Columnist Dean Juipe: Barkley erred with remark on Augusta
Friday, April 12, 2002 | 9:25 a.m.
Dean Juipe's column appears Monday, Tuesday, Wednesday and Friday. His boxing notebook appears Thursday. Reach him at juipe@lasvegassun.com or (702) 259-4084.
As an exuberant, wise-cracking former athlete who now has the platform of an analyst's spot on a cable TV network broadcasting professional basketball, Charles Barkley is in a position to be heard.
But something he said earlier this year is better left forgotten.
Barkley, in all his bombast, made headlines when he proclaimed that the course that hosts the Masters was lengthened, tricked-up and sabotaged in an effort to keep Tiger Woods from winning. Barkley cited racism as the catalyst behind the moves at Augusta National.
It was a foolish remark, made by someone who plays golf yet only thinks he knows something about it.
As was demonstrated Thursday during the first round of the tournament, there was no negative impact on Woods and there likely never will be. He may have hit a shot into a trap at No. 1 that he might have avoided a year ago, but he was not singularly affected by the alterations that have made the course some 300 yards longer and intermittently more narrow than it once was.
What Barkley failed to digest was this absolute fact: The tougher the golf course, the fewer the number of players who might win a tournament on it. On a hard tract, only a great player will post a low score.
And Woods is the greatest player of them all.
In truth, the Masters did Woods a favor. It took a demanding layout and interspersed a few more trouble spots, thereby eliminating another handful of guys who might have been able to win had the course not been subjected to renovation.
On an easy course by professional standards, such as the TPC at Summerlin here in Las Vegas, anyone in the field might win. But on a course as demanding as Augusta National, only the very best players in the world have a legitimate shot at victory.
Barkley couldn't have been more wrong. He recklessly shot from the hip and cast himself as something of a buffoon.
Woods, who opened with a 70 and has a spot on the leader board, will inevitably benefit anytime he's playing a course that the typical touring pro finds a struggle. The greater the skill it takes to play it, the better his chance to win.
This number is subjective, but I went through the 89 players entered in the Masters before a ball was struck and determined that only 12 have what I would call a "very good" shot at taking the green jacket Sunday. Another 24 fell into what I called the "might win if all goes right" category.
I'm not sure what those numbers would have been a year ago, but it's generally agreed that the likely candidates to win the Masters can be ascertained with a fairly brief head count.

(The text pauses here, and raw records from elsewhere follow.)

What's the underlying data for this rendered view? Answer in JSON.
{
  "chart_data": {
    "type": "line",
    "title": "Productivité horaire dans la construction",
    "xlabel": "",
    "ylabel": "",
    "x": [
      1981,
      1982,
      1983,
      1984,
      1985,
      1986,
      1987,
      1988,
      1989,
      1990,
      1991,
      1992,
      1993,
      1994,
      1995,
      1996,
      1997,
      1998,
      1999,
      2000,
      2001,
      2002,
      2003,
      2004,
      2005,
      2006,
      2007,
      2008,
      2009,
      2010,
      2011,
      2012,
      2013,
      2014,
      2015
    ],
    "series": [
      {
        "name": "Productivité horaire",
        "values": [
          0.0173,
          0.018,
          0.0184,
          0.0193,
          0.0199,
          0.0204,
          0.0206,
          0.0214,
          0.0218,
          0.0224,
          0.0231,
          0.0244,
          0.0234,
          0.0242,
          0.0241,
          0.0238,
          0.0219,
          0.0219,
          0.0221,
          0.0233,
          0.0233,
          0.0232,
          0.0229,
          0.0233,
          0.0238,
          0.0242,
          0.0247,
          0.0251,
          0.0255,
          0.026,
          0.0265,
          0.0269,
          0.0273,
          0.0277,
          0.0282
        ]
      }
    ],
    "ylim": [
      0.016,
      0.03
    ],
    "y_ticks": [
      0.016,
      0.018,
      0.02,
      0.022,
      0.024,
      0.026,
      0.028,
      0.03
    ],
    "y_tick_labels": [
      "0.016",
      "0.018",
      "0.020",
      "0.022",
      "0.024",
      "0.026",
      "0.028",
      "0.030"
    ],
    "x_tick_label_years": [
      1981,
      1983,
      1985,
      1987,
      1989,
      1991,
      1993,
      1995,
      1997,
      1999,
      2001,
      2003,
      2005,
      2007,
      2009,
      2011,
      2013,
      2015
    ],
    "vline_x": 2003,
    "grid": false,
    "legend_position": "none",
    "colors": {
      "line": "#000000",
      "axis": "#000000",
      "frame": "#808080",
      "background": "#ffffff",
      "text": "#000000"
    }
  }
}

Davis Love III, who led going into today's second round, is a viable contender and is one of the 12 I had circled in advance of the tournament as a potential winner. In fact, of the 17 players at two under par or better after the opening round, I had 10 circled as potential winners and three others designated as outside shots.
In other words, no matter who wins it's unlikely it'll be much of a surprise.
Whether it's Woods or not remains to be seen, but if he doesn't it will have nothing to do with racism.